River Action board of directors member Dr. Norm Moline and Executive Director Kathy Wine gave Moline city council members an update Tuesday night on the condition of Sylvan Island and plans for its future.
River Action works in partnership with the city's parks and recreation department to maintain the island.
"It really is a unique place and a lot of people use it," Moline said. "It's a wonderful thing for your city's park district, and we thank you for managing it."
Moline said he had been involved with Sylvan Island since 1970, when he wrote a report that became the guiding document for the island's development into a nature park that has become popular for fishing and off-road cycling.
But painting over graffiti and repairing vandalism has been a time-consuming effort. Moline said for decades groups had worked to rehab and maintain the island so the public could use it as a recreational area.
"But now in 2020, some issues have come to the surface," he said. "There are other issues; the main one is graffiti. Some of it is really offensive, which seemed to increase significantly this summer. It overwhelmed the ability of your public works and park staff to be able to control it when so many other demands were on their shoulders."
Moline and Wine showed council members a slideshow of photos taken of recent vandalism.
"Since so many people go there, we didn't want this kind of stuff there to be seen by families," Moline said. "Now if you were to go there tomorrow — unless somebody did some bad stuff in the past couple days — that stuff is all covered, so that's good. We hope it can stay that way.
"But there are other places with lots of graffiti. You've got gang symbols and other words you don't want anybody to be seeing. It's an ongoing issue."
Moline said new graffiti appeared in places he and volunteer Paul Olsen had just painted over a few days ago. Plexiglas covers over exhibits at the Thomas Rogers Visitors Center have had to be replaced after being defaced. Moline said River Action used grant money to purchase panels that are more resistant to graffiti and fading.
A long section of the Loading Dock Trail also has been hit with graffiti, Moline said. Bids are being sought from private contractors to have the area power washed and repainted with graffiti-proof paint manufactured by Sherwin Williams.
"We never had graffiti there until the middle of this summer," he said. "And now if you were to walk down that, you would have 100 yards on either side of you that is covered with graffiti. That's going to be a real challenge because some of that is moss covered, so it's not like we can just go and paint over the moss.
"The big issue continues to be graffiti."

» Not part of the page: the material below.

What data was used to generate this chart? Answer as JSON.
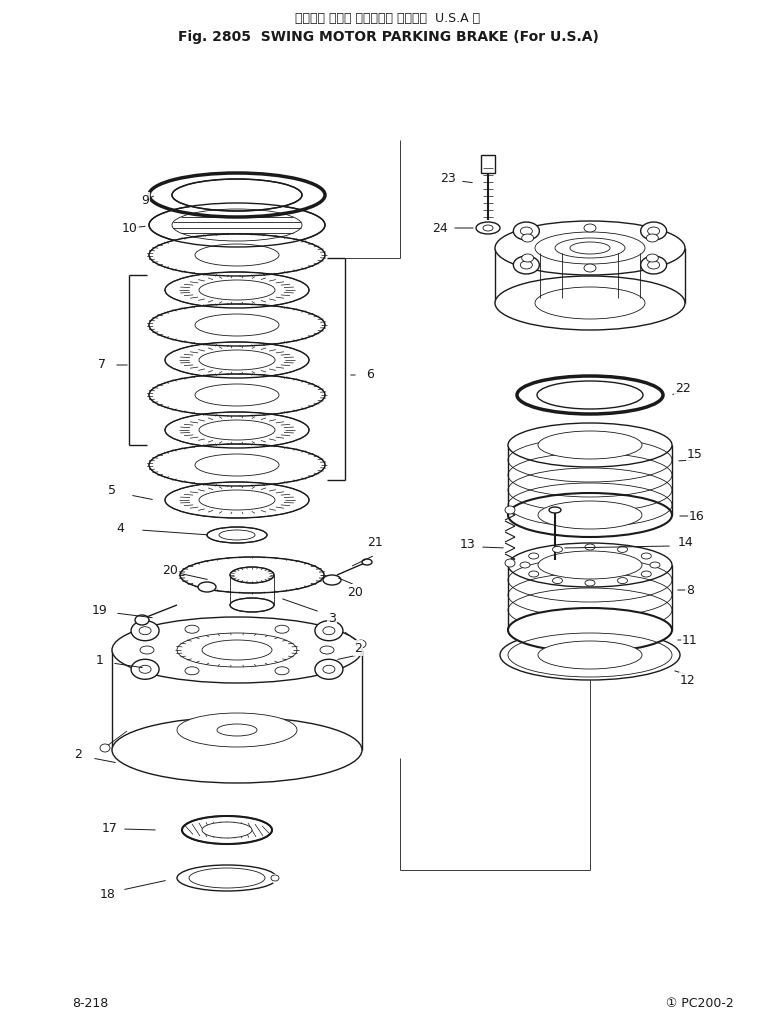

Moline said volunteers did not want to put in a lot of time painting over graffiti, cleaning up the island and fixing park benches only to have them ruined again. He said a long-term solution was needed and suggested creating a task force comprised of members from the city's public works department, River Action, Friends of Off Road Cycling and Moline police officers to help monitor activity on the island.
Alderman Kevin Schoonmaker, Ward 6, asked Police Chief Darren Gault what can be done to prevent further vandalism. Gault said the use of solar-powered cameras and signage warning about penalties for graffiti could be effective deterrents to vandals.
Improvements planned for the island include installation of 35 fish-shaped steel signs along hiking trails. Moline said visitors had been asking for more signage along pathways. To pay for the project, River Action applied for and received a $4,500 grant from the Moline Foundation.
"It appears we will have 35 fish pointing in different directions on 19 posts," he said. "We hope to have them up in the spring."
Moline said the city had installed more trash receptacles and all 13 park benches were in the process of being repainted.
"By and large, the island is quite clean," he said. "There's not much trash. The people we see over there comment on that point."